I reread parts of Nana for the first time in maybe two years last night. A part of it was mainly spurred on by the fact that my roommate and I have a running joke about how she is the air-headed Hachi and I am the cooler-than-thou Nana O. But mainly, I wanted to reread the key scenes with Nana and Ren.
There seems to be so much pressure on me to date now -- every time I talk to my mother on the phone, it seems like the conversation always turns to, "So Sophelia? Find anyone interesting?" In fact, when I talked to her the day after my 20th birthday, she brought it up again -- except this time, she went through a whole spiel about how I was too proud and independent for my own good, and how I need to learn when to pull the "damsel-in-distress" card on a guy. Not only that, it seems to be a frequent topic of conversation among my friends. My friends here at Duke like to hypothesize what type of person I would ever date. Whenever they ask if there's anyone here I'm interested here, I am being entirely honest when I say no. In fact, it's pretty much universally agreed upon that I will be the last amongst my friends to date -- partly because I show hardly any interest in that sort of business in the first place.
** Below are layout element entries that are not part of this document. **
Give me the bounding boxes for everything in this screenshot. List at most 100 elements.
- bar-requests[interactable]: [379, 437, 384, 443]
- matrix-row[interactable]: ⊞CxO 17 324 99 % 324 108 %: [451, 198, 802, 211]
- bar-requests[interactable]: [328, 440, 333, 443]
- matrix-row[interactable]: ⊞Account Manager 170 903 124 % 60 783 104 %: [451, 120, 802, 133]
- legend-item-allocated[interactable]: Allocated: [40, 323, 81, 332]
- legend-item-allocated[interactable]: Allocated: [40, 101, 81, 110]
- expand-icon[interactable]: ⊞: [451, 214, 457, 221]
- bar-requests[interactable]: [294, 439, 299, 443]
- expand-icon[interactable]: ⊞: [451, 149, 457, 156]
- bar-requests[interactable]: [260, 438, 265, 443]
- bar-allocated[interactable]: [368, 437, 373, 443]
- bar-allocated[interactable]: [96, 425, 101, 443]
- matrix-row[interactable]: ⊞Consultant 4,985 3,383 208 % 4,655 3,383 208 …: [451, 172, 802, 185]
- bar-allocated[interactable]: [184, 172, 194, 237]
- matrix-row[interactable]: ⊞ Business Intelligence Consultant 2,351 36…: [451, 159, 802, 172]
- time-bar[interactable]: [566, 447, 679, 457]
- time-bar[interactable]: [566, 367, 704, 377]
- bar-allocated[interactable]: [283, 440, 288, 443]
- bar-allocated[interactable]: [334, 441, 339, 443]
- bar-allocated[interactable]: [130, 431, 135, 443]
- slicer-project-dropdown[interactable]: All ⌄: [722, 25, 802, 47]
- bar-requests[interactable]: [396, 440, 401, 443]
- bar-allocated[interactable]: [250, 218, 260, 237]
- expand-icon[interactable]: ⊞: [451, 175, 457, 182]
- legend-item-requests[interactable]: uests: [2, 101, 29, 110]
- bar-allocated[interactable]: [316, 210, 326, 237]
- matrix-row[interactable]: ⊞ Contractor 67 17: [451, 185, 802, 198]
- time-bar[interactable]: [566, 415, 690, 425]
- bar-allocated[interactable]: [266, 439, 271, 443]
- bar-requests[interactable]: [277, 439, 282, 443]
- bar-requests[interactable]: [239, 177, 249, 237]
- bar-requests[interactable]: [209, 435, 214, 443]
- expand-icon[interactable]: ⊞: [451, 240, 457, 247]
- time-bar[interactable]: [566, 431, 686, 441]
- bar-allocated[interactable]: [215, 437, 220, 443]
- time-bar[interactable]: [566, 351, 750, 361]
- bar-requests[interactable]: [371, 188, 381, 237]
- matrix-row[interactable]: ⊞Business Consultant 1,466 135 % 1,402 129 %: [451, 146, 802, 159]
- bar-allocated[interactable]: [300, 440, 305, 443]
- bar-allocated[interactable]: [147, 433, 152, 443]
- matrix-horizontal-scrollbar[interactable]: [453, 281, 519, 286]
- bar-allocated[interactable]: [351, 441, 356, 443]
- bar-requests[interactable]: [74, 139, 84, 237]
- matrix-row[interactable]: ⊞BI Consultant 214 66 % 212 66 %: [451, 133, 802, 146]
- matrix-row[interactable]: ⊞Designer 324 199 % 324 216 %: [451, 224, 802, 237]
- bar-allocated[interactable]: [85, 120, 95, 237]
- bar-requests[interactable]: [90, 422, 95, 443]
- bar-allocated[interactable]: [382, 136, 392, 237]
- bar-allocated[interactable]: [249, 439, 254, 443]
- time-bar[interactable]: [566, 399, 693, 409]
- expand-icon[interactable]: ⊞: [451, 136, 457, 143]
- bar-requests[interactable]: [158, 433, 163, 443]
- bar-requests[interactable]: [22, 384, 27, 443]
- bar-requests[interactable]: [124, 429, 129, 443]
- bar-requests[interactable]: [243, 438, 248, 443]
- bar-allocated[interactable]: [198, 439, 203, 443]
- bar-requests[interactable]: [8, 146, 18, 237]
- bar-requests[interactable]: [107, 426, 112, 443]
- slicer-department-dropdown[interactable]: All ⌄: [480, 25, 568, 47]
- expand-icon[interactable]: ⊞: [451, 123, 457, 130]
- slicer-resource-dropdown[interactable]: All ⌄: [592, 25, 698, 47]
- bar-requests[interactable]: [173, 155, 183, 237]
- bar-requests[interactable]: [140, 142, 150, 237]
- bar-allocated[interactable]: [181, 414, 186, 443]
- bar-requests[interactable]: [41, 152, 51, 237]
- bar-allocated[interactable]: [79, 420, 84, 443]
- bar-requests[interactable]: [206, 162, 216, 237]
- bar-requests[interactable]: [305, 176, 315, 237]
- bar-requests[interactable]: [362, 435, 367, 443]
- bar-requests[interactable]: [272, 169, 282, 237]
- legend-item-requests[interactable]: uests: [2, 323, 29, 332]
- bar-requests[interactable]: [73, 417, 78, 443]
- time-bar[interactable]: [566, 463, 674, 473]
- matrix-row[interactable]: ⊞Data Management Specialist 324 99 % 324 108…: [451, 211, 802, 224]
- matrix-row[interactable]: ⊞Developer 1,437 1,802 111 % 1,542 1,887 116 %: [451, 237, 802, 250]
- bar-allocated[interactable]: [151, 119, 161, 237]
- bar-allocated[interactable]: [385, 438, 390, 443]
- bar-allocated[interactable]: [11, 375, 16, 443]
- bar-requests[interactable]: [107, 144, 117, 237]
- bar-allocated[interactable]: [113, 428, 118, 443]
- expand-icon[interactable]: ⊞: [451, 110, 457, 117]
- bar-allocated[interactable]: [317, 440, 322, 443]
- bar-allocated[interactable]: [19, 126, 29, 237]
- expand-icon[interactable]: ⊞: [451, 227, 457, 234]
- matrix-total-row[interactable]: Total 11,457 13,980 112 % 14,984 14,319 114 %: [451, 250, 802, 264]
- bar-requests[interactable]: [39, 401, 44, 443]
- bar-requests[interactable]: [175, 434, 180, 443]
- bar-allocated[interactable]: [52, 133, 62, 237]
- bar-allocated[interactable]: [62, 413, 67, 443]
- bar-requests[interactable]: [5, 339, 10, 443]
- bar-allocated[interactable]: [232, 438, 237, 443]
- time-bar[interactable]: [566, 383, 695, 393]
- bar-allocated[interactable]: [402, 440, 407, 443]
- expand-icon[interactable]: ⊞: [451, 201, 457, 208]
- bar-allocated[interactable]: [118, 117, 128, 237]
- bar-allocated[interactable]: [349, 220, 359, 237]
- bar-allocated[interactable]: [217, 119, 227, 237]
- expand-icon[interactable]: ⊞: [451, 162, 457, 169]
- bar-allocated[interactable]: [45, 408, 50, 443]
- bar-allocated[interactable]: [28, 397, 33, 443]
Reading Nana yesterday put a lot of things in perspective. For one, it brought me back into my high-school-sophomore-year mindset from four years ago. I saw just how much Nana had influenced the person I have become. The pride and independence that I admired so much in Nana subconsciously took hold in myself.
But that I already discovered earlier last year. What really struck me last night was just how much I idealized the all-consuming relationship between Ren and Nana. In regards to the whole boyfriend issue, I had consciously forgotten what I was looking for -- until rediscovering Ren made me realize I'd still been subconsciously looking for it this whole time.
For those unfamiliar with Ren and Nana, their love is controversial. For the guys out there -- would you be weirded out if your girlfriend locked a chain and padlock around your neck a la Sid and Nancy and kept the key? Or would you think that was really hot/romantic? Their relationship is plagued with possessiveness and pride, but on the other hand, the term "soulmates" seems to fit Ren and Nana more than any other couple in the series.
And that's the thing. I wanted a Ren. I never wanted to be like Hachi, who flitted from Shoji to Yasu to Takumi to Nobu. And to an extent, I still want a Ren even now.
It would make sense, right? The girl who can harbor the same crush for two years does not easily flit from love to love. She becomes consumed in her own addiction. I once wrote a post about the Badass One -- he once said in a magazine interview, "When I fall in love, I will be so into it... to the point of losing my reason." At the time, I questioned the idea. I found it a scary. For the girl obsessed with self-control, to the point that she refuses to get drunk -- the idea of losing yourself in love is terrifying.
But I'm beginning to think the potential lies within me.